Götzl fragt, wo in der Straßenbahn H., S. und die anderen beiden Personen saßen. Da die Straßenbahn leer gewesen sei, hätten sie viel Platz gehabt, so H.  Beate habe ihr gegenüber gesessen. Es sei auffällig leer gewesen, es sei sehr ungewöhnlich gewesen, denn drum herum seien die Plätze leer gewesen. Sie [Beate] habe H. angestarrt. Aber sie könne nicht mehr genau sagen, wie die Sitzordnung war. Auf die Frage, ob weitere Personen in der Nähe waren, sagt H., sie denke schon, dass Leute in der Straßenbahn gewesen seien, aber das sei ja die Endhaltestelle, die seien dann ihrer Wege gegangen, das sei sehr verlassen gewesen dort. Eingestiegen seien sie Stadtzentrum, Holzmarkt. Auf die Frage, wie viel Zeit vergangen ist bis zur Konfrontation sagt H., sie seien ausgestiegen, dann 20, 30 Meter gelaufen. Sie denke nicht, dass der Vorfall lange gedauert hat. Es habe ein kurzes verbales Hinundher gegeben. Sie habe gesagt, dass sie das nicht war, das sei ihr nicht geglaubt worden, dann sei sie geschubst worden. Sie habe sich nicht gewehrt weil ihr Fuß so weh getan habe. Sie habe sich dann selbst beleidigt und sie [die Angreiferin]sei dann auch sofort weggegangen.

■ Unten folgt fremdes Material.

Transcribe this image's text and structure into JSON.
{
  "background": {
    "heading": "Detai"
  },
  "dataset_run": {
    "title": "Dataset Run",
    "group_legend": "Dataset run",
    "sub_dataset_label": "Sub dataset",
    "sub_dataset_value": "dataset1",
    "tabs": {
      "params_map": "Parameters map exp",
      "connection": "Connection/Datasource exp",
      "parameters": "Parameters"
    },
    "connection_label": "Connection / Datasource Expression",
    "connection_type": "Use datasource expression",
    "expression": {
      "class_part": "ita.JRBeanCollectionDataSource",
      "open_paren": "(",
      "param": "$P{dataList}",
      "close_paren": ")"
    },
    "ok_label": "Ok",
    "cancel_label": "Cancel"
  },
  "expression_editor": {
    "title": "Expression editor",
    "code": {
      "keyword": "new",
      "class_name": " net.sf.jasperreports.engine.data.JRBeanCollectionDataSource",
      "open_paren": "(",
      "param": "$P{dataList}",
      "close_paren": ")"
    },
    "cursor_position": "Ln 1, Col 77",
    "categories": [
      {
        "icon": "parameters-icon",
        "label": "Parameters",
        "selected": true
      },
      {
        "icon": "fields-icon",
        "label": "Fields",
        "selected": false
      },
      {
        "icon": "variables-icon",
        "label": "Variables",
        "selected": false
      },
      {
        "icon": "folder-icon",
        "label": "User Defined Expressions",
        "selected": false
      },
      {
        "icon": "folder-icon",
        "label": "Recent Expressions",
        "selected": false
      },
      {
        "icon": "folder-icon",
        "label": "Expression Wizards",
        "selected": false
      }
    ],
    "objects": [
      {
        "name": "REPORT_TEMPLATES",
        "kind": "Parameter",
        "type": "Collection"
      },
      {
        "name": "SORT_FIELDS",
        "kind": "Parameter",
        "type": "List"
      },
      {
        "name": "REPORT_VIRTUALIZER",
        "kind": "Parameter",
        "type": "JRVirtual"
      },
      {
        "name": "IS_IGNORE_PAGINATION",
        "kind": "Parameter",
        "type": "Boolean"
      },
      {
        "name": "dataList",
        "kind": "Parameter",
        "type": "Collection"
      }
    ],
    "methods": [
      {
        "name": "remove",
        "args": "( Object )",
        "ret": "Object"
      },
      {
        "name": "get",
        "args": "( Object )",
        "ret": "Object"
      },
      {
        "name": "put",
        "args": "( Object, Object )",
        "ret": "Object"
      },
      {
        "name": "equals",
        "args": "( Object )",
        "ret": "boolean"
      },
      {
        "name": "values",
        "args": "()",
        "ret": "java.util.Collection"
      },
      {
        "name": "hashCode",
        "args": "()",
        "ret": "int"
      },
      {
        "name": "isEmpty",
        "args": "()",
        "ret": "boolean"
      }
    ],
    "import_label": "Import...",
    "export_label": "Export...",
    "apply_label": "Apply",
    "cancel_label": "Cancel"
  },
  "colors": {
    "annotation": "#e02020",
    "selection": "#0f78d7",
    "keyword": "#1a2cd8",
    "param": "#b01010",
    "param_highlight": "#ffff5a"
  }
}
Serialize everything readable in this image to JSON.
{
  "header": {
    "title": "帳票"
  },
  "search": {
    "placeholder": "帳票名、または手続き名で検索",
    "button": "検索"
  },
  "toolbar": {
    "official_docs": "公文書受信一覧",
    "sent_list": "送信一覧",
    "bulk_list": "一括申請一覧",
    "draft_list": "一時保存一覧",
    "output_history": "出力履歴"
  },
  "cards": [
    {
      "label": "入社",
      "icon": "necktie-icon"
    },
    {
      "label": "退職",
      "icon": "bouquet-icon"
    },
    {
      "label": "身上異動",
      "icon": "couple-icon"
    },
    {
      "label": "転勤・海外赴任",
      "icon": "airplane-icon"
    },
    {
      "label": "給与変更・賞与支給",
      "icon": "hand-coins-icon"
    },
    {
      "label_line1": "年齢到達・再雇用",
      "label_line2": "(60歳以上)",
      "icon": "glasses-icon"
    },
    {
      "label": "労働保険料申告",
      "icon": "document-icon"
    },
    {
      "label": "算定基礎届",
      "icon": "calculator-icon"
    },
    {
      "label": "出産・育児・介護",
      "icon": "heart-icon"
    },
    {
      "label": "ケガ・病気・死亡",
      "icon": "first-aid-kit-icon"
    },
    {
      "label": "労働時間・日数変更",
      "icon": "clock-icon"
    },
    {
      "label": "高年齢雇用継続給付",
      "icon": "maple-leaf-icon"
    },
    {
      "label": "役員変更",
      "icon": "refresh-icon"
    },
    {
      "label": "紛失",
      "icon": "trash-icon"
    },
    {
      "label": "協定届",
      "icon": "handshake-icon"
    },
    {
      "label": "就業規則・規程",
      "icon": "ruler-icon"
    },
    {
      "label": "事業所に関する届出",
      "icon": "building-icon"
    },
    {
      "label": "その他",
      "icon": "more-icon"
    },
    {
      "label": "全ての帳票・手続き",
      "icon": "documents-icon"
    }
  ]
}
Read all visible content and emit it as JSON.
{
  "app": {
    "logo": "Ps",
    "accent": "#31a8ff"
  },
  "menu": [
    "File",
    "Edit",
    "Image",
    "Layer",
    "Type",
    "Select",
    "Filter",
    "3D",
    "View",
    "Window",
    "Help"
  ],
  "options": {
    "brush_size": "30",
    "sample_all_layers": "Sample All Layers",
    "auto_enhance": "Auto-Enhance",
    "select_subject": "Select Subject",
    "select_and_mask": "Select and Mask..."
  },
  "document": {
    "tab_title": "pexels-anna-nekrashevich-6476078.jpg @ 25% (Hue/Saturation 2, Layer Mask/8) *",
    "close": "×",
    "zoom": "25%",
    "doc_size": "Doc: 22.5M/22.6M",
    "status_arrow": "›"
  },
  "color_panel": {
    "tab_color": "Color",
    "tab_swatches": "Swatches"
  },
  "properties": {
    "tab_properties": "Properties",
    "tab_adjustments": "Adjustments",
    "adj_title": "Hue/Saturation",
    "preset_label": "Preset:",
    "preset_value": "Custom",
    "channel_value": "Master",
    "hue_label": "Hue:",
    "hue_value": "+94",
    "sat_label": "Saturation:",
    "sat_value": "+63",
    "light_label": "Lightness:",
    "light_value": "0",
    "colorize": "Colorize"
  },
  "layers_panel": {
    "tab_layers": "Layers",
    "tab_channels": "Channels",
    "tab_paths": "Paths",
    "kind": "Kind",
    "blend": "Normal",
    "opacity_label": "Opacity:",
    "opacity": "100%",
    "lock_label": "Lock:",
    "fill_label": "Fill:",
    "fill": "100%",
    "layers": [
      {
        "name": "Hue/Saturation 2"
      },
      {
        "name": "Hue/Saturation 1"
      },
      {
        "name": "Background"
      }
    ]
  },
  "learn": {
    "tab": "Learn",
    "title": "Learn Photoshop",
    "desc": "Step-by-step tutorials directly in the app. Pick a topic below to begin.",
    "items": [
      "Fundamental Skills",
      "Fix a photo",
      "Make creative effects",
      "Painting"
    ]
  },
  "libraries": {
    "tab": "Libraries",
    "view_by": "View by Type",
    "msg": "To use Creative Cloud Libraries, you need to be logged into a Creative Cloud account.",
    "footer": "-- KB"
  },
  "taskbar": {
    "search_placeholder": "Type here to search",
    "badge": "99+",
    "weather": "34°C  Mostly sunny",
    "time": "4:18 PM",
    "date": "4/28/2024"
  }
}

Götzl sagt, H. habe angegeben, Beate Zschäpe bis zum Besuch des Journalisten nicht gekannt zu haben. Das sei auch so, antwortet H. Im Vernehmungsprotokoll stehe aber, so Götzl, dass M. H. erzählt habe, dass sie mit Zschäpe einen Zwischenfall gehabt habe. Sie nehme an, dass sich das retrospektiv aufgeschlüsselt habe, dass es sich um Zschäpe gehandelt habe, dass sie sich darüber verständigt haben, welches Mädchen es ist. Sie könne nicht hundertprozentig sagen, ob es dieses Gespräch gegeben hat, halte es aber für wahrscheinlich. Es sei einfach unglaublich lange her. Und als sie sich mit den Polizisten unterhalten habe, habe man immer Beate Zschäpe gesagt, denn sie habe ja dann schon die Fotos gesehen. Es müsse aber nicht sein, dass sie gegenüber M. den Namen Zschäpe verwendet hat, denn dieser Name sei ihr sehr unbekannt gewesen bis vor zwei Jahren. Vorhalt: Die Frage, ob sie Beate Zschäpe auf dem Weihnachtsmarkt gesehen habe und von einem Zwischenfall mit M. mitbekommen habe, habe H. verneint, aber sie hätte Zschäpe auch nicht erkannt; erst jetzt als das so groß in der Presse gewesen sei, habe sie das zuordnen können, auf den Fotos im Internet sehe sie aus wie damals. H. : „Ja.“

Götzl fragt zur Kleidung von Zschäpe und H. sagt, die sei nicht so sonderlich extrem angezogen gewesen, eher normal. Vorhalt: Bomberjacke und Jeans. H. sagt, die Jeans würde sie jetzt als normale Kleidung bezeichnen, es könne schon sein. Vorhalt: Die Begleiterin habe kurze Haare gehabt, eine typische Frisur, sie glaube, hinten kahl und vorne Pony; die habe sich raus gehalten, habe typisch rechts ausgesehen, mehr als die Beate. H. bestätigt die Vorhalte. Auf Frage, woran sie festmache, dass die typisch rechts ausgesehen habe, sagt H., an den Stiefeln, möglicherweise seien die mit weißen Schnürsenkeln gewesen, und an der Frisur. Götzl fragt nach weiteren Namen aus der rechten Szene damals. Sie habe bestimmt welche gekannt, so H., weil sich da auch drüber unterhalten worden sei von Freunden und Bekannten. Sie könne sich nicht erinnern, weil sie sich damals nicht damit beschäftigt habe, wer wie aussieht, was gemacht hat, in welchen Bündnissen steckt. Götzl fragt, ob H. damals etwas mit Mundlos und Böhnhardt verbunden hat. Sie wisse es nicht genau, so die Zeugin, aber sie vermute nicht. Zu Wohlleben sagt sie, sie glaube nicht, dass ihr damals der Name etwas sagte, und wenn, dann sei er total überlagert von aktuellen Informationen.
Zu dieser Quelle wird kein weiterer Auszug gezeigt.